Чисто техническая сторона прощания с покойной — подготовка тела к погребению, нашествие родственников, рукопожатия, слезные поцелуи и прочие неуместные нежности — мне не понравилась. Поначалу бесконечные восклицания: «Боже мой, поверить невозможно, что Адель больше нет!» — вызывали у меня слабую улыбку, затем не стали вызывать ничего. Монпарнасское кладбище мне тоже не понравилось — оно слишком плотно застроено, и, чтобы добраться до своей могилы, приходится попирать чужие.

На похороны явились почти все, кто присутствовал на свадьбе Сабины, плюс дружное семейство пиарщиков, плюс пара-тройка человек из издательства, в котором работала Адель. Одни переминались на могильных плитах, другие теснились в узких проходах. Я умилялся, глядя, как они толкаются. Ни дать ни взять очередь в супермаркете.
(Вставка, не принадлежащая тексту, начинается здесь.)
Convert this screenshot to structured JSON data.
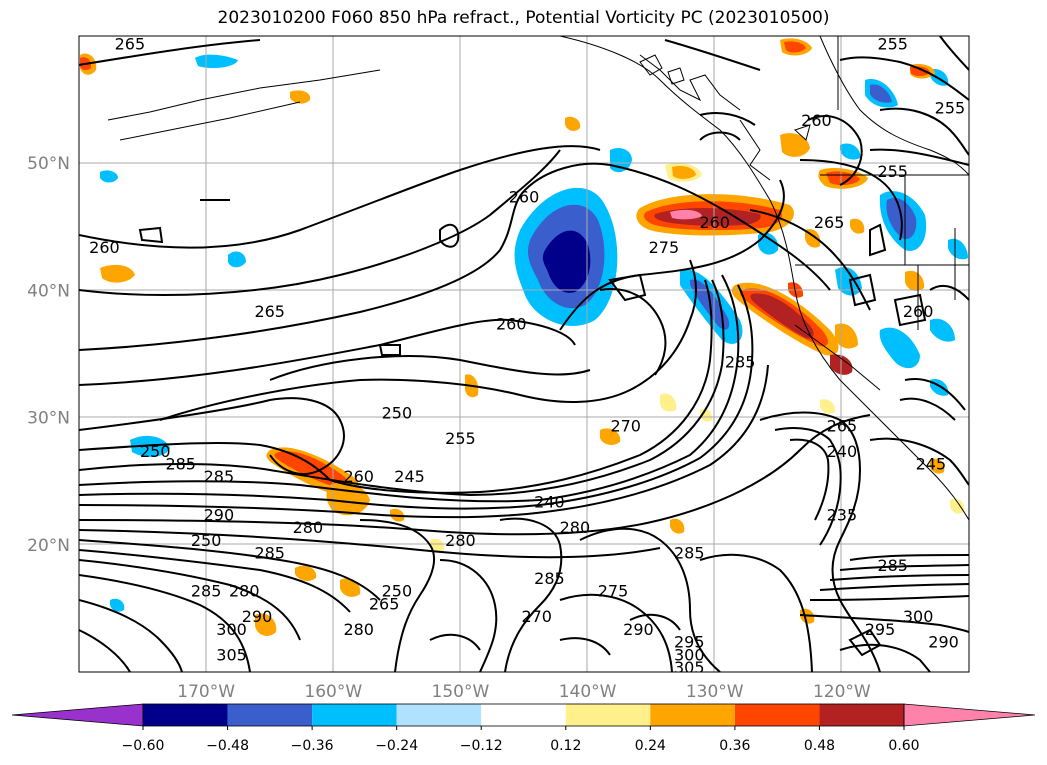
{
  "title": "2023010200 F060 850 hPa refract., Potential Vorticity PC (2023010500)",
  "map": {
    "lon_range": [
      -180,
      -110
    ],
    "lat_range": [
      10,
      60
    ],
    "lat_ticks": [
      {
        "lat": 20,
        "label": "20°N"
      },
      {
        "lat": 30,
        "label": "30°N"
      },
      {
        "lat": 40,
        "label": "40°N"
      },
      {
        "lat": 50,
        "label": "50°N"
      }
    ],
    "lon_ticks": [
      {
        "lon": -170,
        "label": "170°W"
      },
      {
        "lon": -160,
        "label": "160°W"
      },
      {
        "lon": -150,
        "label": "150°W"
      },
      {
        "lon": -140,
        "label": "140°W"
      },
      {
        "lon": -130,
        "label": "130°W"
      },
      {
        "lon": -120,
        "label": "120°W"
      }
    ],
    "grid": true,
    "contour_labels": [
      {
        "text": "265",
        "lon": -176,
        "lat": 59
      },
      {
        "text": "260",
        "lon": -178,
        "lat": 43
      },
      {
        "text": "265",
        "lon": -165,
        "lat": 38
      },
      {
        "text": "260",
        "lon": -145,
        "lat": 47
      },
      {
        "text": "260",
        "lon": -146,
        "lat": 37
      },
      {
        "text": "275",
        "lon": -134,
        "lat": 43
      },
      {
        "text": "260",
        "lon": -130,
        "lat": 45
      },
      {
        "text": "265",
        "lon": -121,
        "lat": 45
      },
      {
        "text": "260",
        "lon": -122,
        "lat": 53
      },
      {
        "text": "255",
        "lon": -116,
        "lat": 59
      },
      {
        "text": "255",
        "lon": -116,
        "lat": 49
      },
      {
        "text": "255",
        "lon": -111.5,
        "lat": 54
      },
      {
        "text": "260",
        "lon": -114,
        "lat": 38
      },
      {
        "text": "285",
        "lon": -128,
        "lat": 34
      },
      {
        "text": "250",
        "lon": -155,
        "lat": 30
      },
      {
        "text": "255",
        "lon": -150,
        "lat": 28
      },
      {
        "text": "285",
        "lon": -172,
        "lat": 26
      },
      {
        "text": "285",
        "lon": -169,
        "lat": 25
      },
      {
        "text": "250",
        "lon": -174,
        "lat": 27
      },
      {
        "text": "245",
        "lon": -154,
        "lat": 25
      },
      {
        "text": "260",
        "lon": -158,
        "lat": 25
      },
      {
        "text": "240",
        "lon": -143,
        "lat": 23
      },
      {
        "text": "270",
        "lon": -137,
        "lat": 29
      },
      {
        "text": "265",
        "lon": -120,
        "lat": 29
      },
      {
        "text": "240",
        "lon": -120,
        "lat": 27
      },
      {
        "text": "245",
        "lon": -113,
        "lat": 26
      },
      {
        "text": "235",
        "lon": -120,
        "lat": 22
      },
      {
        "text": "290",
        "lon": -169,
        "lat": 22
      },
      {
        "text": "280",
        "lon": -162,
        "lat": 21
      },
      {
        "text": "280",
        "lon": -150,
        "lat": 20
      },
      {
        "text": "280",
        "lon": -141,
        "lat": 21
      },
      {
        "text": "285",
        "lon": -165,
        "lat": 19
      },
      {
        "text": "250",
        "lon": -170,
        "lat": 20
      },
      {
        "text": "285",
        "lon": -143,
        "lat": 17
      },
      {
        "text": "275",
        "lon": -138,
        "lat": 16
      },
      {
        "text": "285",
        "lon": -132,
        "lat": 19
      },
      {
        "text": "270",
        "lon": -144,
        "lat": 14
      },
      {
        "text": "280",
        "lon": -167,
        "lat": 16
      },
      {
        "text": "290",
        "lon": -166,
        "lat": 14
      },
      {
        "text": "285",
        "lon": -170,
        "lat": 16
      },
      {
        "text": "280",
        "lon": -158,
        "lat": 13
      },
      {
        "text": "265",
        "lon": -156,
        "lat": 15
      },
      {
        "text": "250",
        "lon": -155,
        "lat": 16
      },
      {
        "text": "300",
        "lon": -168,
        "lat": 13
      },
      {
        "text": "305",
        "lon": -168,
        "lat": 11
      },
      {
        "text": "290",
        "lon": -136,
        "lat": 13
      },
      {
        "text": "295",
        "lon": -132,
        "lat": 12
      },
      {
        "text": "300",
        "lon": -132,
        "lat": 11
      },
      {
        "text": "305",
        "lon": -132,
        "lat": 10
      },
      {
        "text": "295",
        "lon": -117,
        "lat": 13
      },
      {
        "text": "300",
        "lon": -114,
        "lat": 14
      },
      {
        "text": "290",
        "lon": -112,
        "lat": 12
      },
      {
        "text": "285",
        "lon": -116,
        "lat": 18
      }
    ]
  },
  "colorbar": {
    "colors": [
      "#9932cc",
      "#00008b",
      "#3a5fcd",
      "#00bfff",
      "#b0e2ff",
      "#ffffff",
      "#fff08c",
      "#ffa500",
      "#ff4500",
      "#b22222",
      "#ff82ab"
    ],
    "labels": [
      "−0.60",
      "−0.48",
      "−0.36",
      "−0.24",
      "−0.12",
      "0.12",
      "0.24",
      "0.36",
      "0.48",
      "0.60"
    ]
  }
}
Мою покойницу опустили в могилу, и собравшиеся прошли перед ней медленной скорбной чередой. Два подоспевших здоровяка водрузили сверху надгробный камень, и толпа рассеялась. Представление окончено.

Я дождался, пока все разойдутся, чтобы в одиночестве насладиться теплом предвечернего солнца. Я отклонил приглашения; я подталкивал в спину замешкавшихся, торопя их убраться, а потом обошел кладбище, навестив кое-кого из знакомых. Я не особенно силен в кладбищенской географии, но некоторых отыскал. Откровенно говоря, я никогда не хожу на кладбища, но тут уж сам бог велел. Между могилами пробился чертополох, кое-где виднелись голубые цветочки. Воздух был прозрачен, издалека доносился городской шум, по цветам ползали черные пауки. Рабочий невозмутимо катил по дорожке катафалк.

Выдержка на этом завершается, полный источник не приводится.